Appendix A Validating Dataset Quality

To validate the quality of the automatically-constructed validation and test sets, we built an interface to enable native speakers to post-edit the generated translations. In this setup, speakers cannot provide their own translations for foreign words. Rather, they are shown a foreign sentence and its aligned English sentence, with the OOV and the translation respectively highlighted. They can edit the translation by modifying the highlighting on the English sentence. Speakers are allowed to highlight discontiguous spans. For example, the translation of the Spanish word comeré, as in “No comeré la comida.”, would be will … eat, as in “I will not eat the food”.

Volunteer native speakers validated the OOV datasets for 5 out of our 14 languages (Arabic, Bengali, Farsi, Russian, and Spanish). Many of the generated foreign OOVs and translations were not modified in the process, confirming their quality and the utility of the data-collection method.
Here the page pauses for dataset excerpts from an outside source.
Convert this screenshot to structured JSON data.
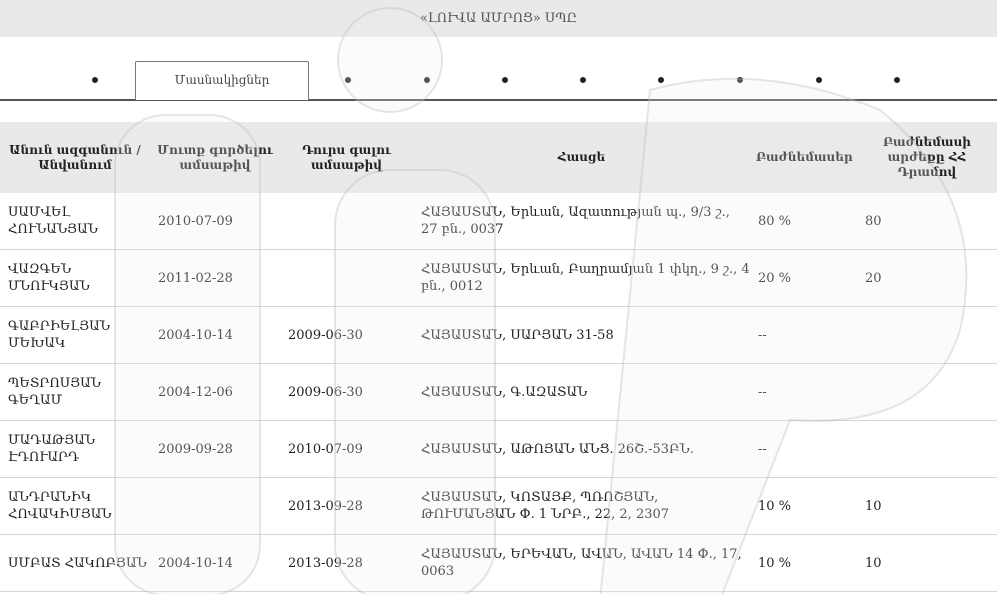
{
  "header": {
    "title": "«ԼՈՒՎԱ ԱՄՐՈՑ» ՍՊԸ"
  },
  "tabs": {
    "active_label": "Մասնակիցներ",
    "dot_count": 9
  },
  "table": {
    "columns": [
      "Անուն ազգանուն / Անվանում",
      "Մուտք գործելու ամսաթիվ",
      "Դուրս գալու ամսաթիվ",
      "Հասցե",
      "Բաժնեմասեր",
      "Բաժնեմասի արժեքը ՀՀ Դրամով"
    ],
    "rows": [
      {
        "name": "ՍԱՄՎԵԼ ՀՈՒՆԱՆՅԱՆ",
        "entry": "2010-07-09",
        "exit": "",
        "address": "ՀԱՅԱՍՏԱՆ, Երևան, Ազատության պ., 9/3 շ., 27 բն., 0037",
        "shares": "80 %",
        "value": "80"
      },
      {
        "name": "ՎԱԶԳԵՆ ՄՆՈՒԿՅԱՆ",
        "entry": "2011-02-28",
        "exit": "",
        "address": "ՀԱՅԱՍՏԱՆ, Երևան, Բաղրամյան 1 փկղ., 9 շ., 4 բն., 0012",
        "shares": "20 %",
        "value": "20"
      },
      {
        "name": "ԳԱԲՐԻԵԼՅԱՆ ՄԵԽԱԿ",
        "entry": "2004-10-14",
        "exit": "2009-06-30",
        "address": "ՀԱՅԱՍՏԱՆ, ՍԱՐՅԱՆ 31-58",
        "shares": "--",
        "value": ""
      },
      {
        "name": "ՊԵՏՐՈՍՅԱՆ ԳԵՂԱՄ",
        "entry": "2004-12-06",
        "exit": "2009-06-30",
        "address": "ՀԱՅԱՍՏԱՆ, Գ.ԱԶԱՏԱՆ",
        "shares": "--",
        "value": ""
      },
      {
        "name": "ՄԱԴԱԹՅԱՆ ԷԴՈՒԱՐԴ",
        "entry": "2009-09-28",
        "exit": "2010-07-09",
        "address": "ՀԱՅԱՍՏԱՆ, ԱԹՈՅԱՆ ԱՆՑ. 26Շ.-53ԲՆ.",
        "shares": "--",
        "value": ""
      },
      {
        "name": "ԱՆԴՐԱՆԻԿ ՀՈՎԱԿԻՄՅԱՆ",
        "entry": "",
        "exit": "2013-09-28",
        "address": "ՀԱՅԱՍՏԱՆ, ԿՈՏԱՅՔ, ՊՌՈՇՅԱՆ, ԹՈՒՄԱՆՅԱՆ Փ. 1 ՆՐԲ., 22, 2, 2307",
        "shares": "10 %",
        "value": "10"
      },
      {
        "name": "ՍՄԲԱՏ ՀԱԿՈԲՅԱՆ",
        "entry": "2004-10-14",
        "exit": "2013-09-28",
        "address": "ՀԱՅԱՍՏԱՆ, ԵՐԵՎԱՆ, ԱՎԱՆ, ԱՎԱՆ 14 Փ., 17, 0063",
        "shares": "10 %",
        "value": "10"
      }
    ]
  }
}
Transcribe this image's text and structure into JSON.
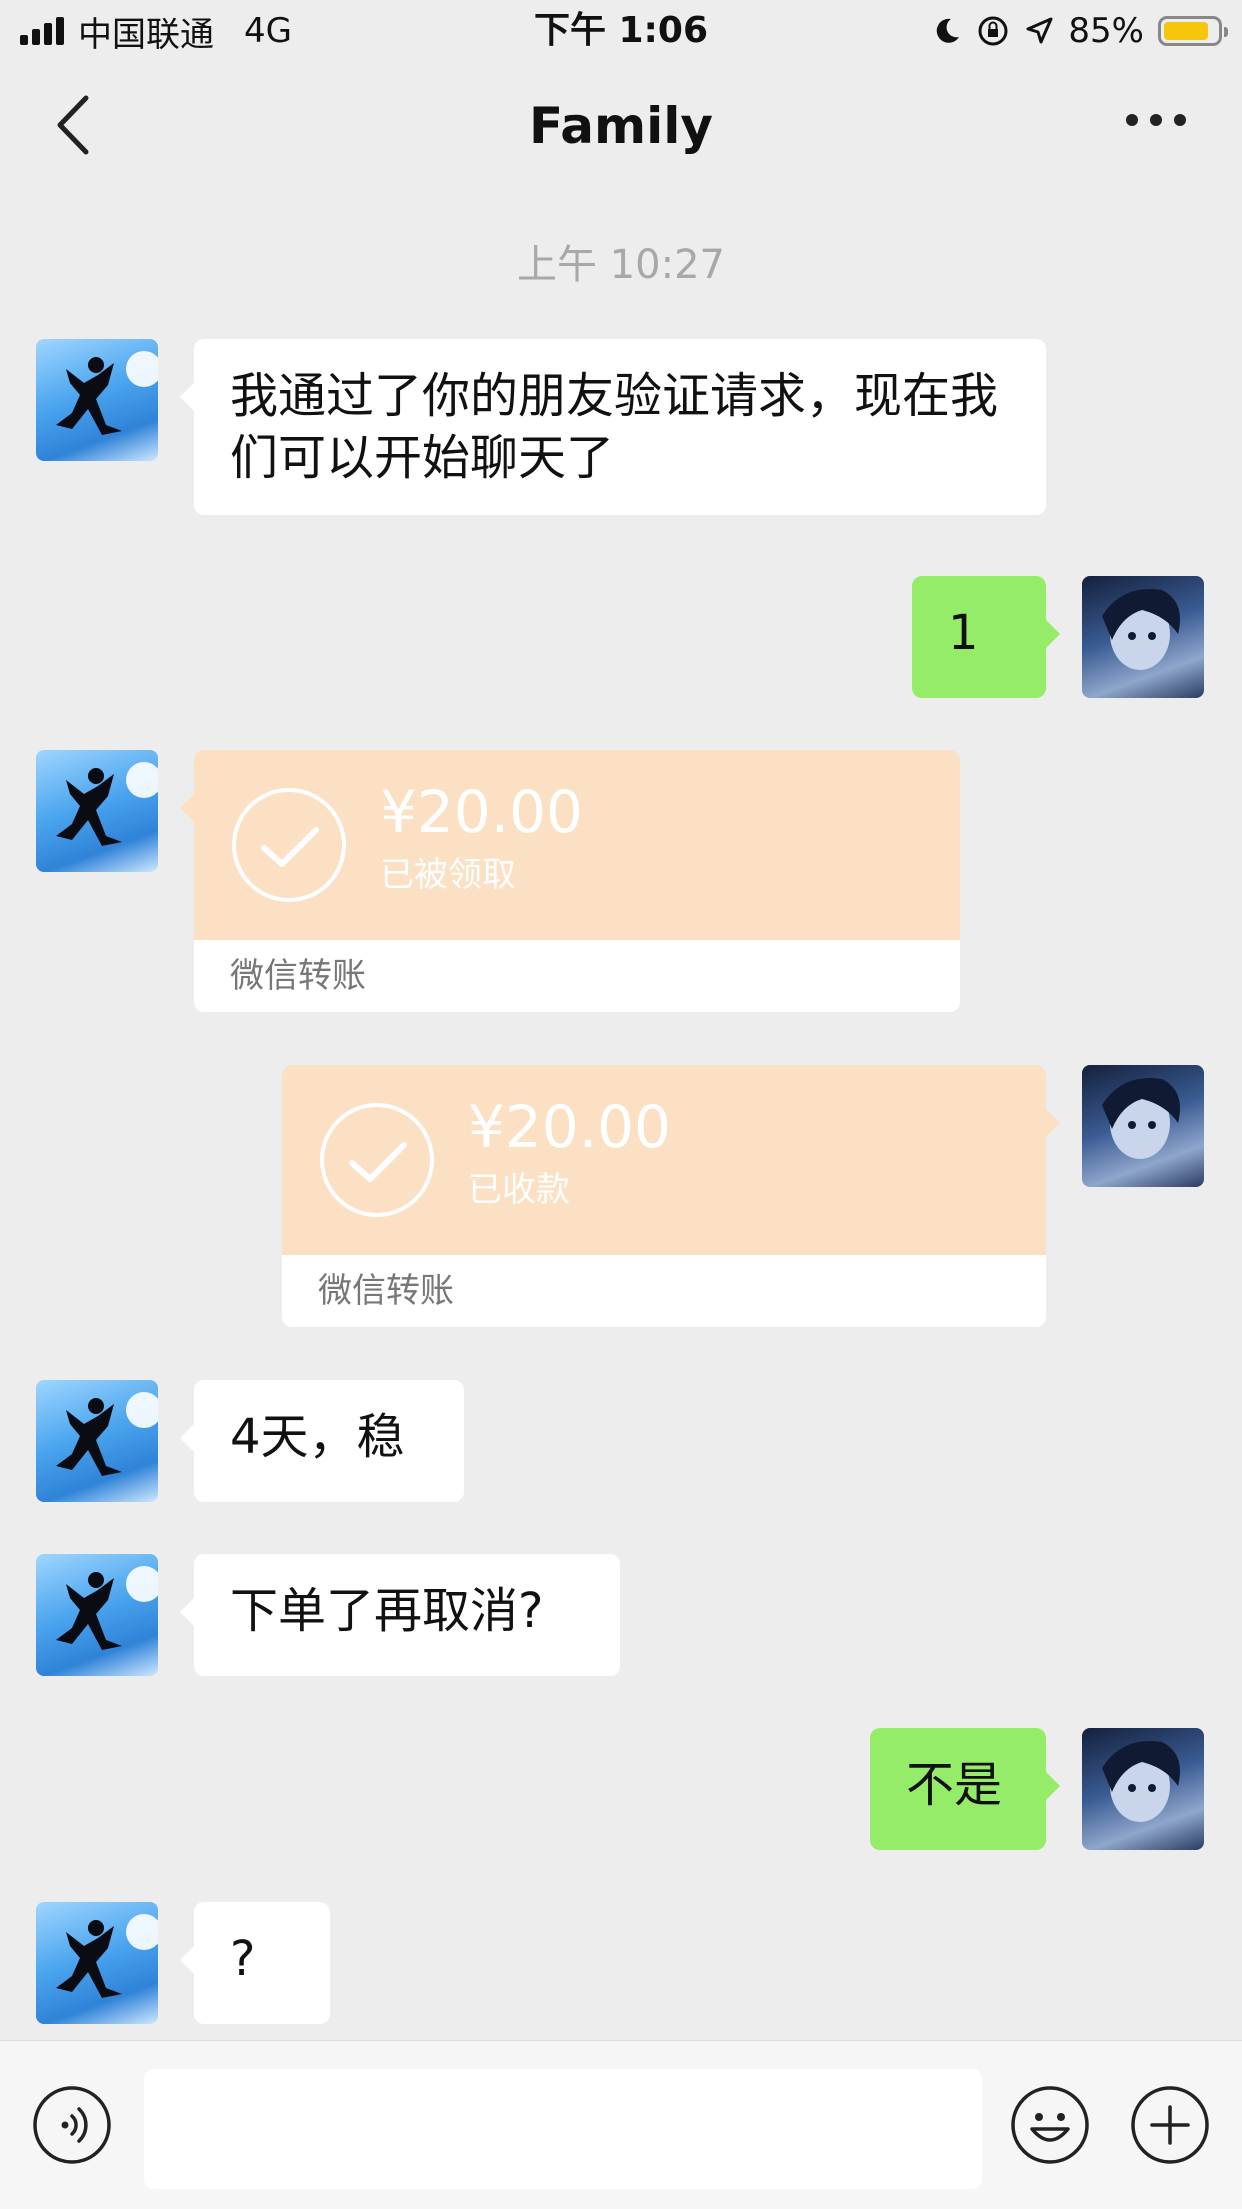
{
  "status_bar": {
    "carrier": "中国联通",
    "network": "4G",
    "time": "下午 1:06",
    "battery": "85%",
    "battery_level": 0.85,
    "icons": [
      "signal-icon",
      "moon-icon",
      "rotation-lock-icon",
      "location-icon",
      "battery-icon"
    ],
    "battery_color": "#f6c60d"
  },
  "nav": {
    "title": "Family",
    "back_icon": "chevron-left-icon",
    "more_icon": "more-icon"
  },
  "chat": {
    "timestamp": "上午 10:27",
    "messages": [
      {
        "from": "other",
        "type": "text",
        "text": "我通过了你的朋友验证请求，现在我们可以开始聊天了"
      },
      {
        "from": "me",
        "type": "text",
        "text": "1"
      },
      {
        "from": "other",
        "type": "transfer",
        "amount": "¥20.00",
        "status": "已被领取",
        "label": "微信转账"
      },
      {
        "from": "me",
        "type": "transfer",
        "amount": "¥20.00",
        "status": "已收款",
        "label": "微信转账"
      },
      {
        "from": "other",
        "type": "text",
        "text": "4天，稳"
      },
      {
        "from": "other",
        "type": "text",
        "text": "下单了再取消?"
      },
      {
        "from": "me",
        "type": "text",
        "text": "不是"
      },
      {
        "from": "other",
        "type": "text",
        "text": "?"
      }
    ]
  },
  "input_bar": {
    "voice_icon": "voice-icon",
    "emoji_icon": "emoji-icon",
    "plus_icon": "plus-icon",
    "text_value": ""
  },
  "colors": {
    "background": "#ededed",
    "bubble_in": "#ffffff",
    "bubble_out": "#95ec69",
    "transfer": "#fbe0c4"
  }
}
Appendix B Number of Word Translation Pairs

Number of
Amharic 210.0K
Arabic 370.0K
Bengali 161.1K
Farsi 146.0K
Hausa 168.9K
Hungarian 938.3K
Russian 875.5K
Somali 179.5K
Spanish 944.1K
Tamil 54.6K
Turkish 349.9K
Urdu 123.9K
Uzbek 404.5K
Yoruba 233.8K
Table 5: Number of word translation pairs (used to train the seq2seq OOV translator) for each language.

Appendix C Seq2Seq OOV Translator Implementation Details

Our seq2seq models consist of 3-layer bidirectional LSTM networks with 1024 hidden units. After each LSTM layer except the last, we apply dropout of 0.3. Our character embeddings are 1024-dimensional. The model is trained with Adam Kingma and Ba (2014)

with a constant learning rate of 0.0001 and a batch size of 128. The models are trained until sequence-level exact-match accuracy on the validation set shows no improvement for three epochs. We decode with a beam size of 1, and use the global attention with the general scoring function and input feeding as described in Luong2015EffectiveAT.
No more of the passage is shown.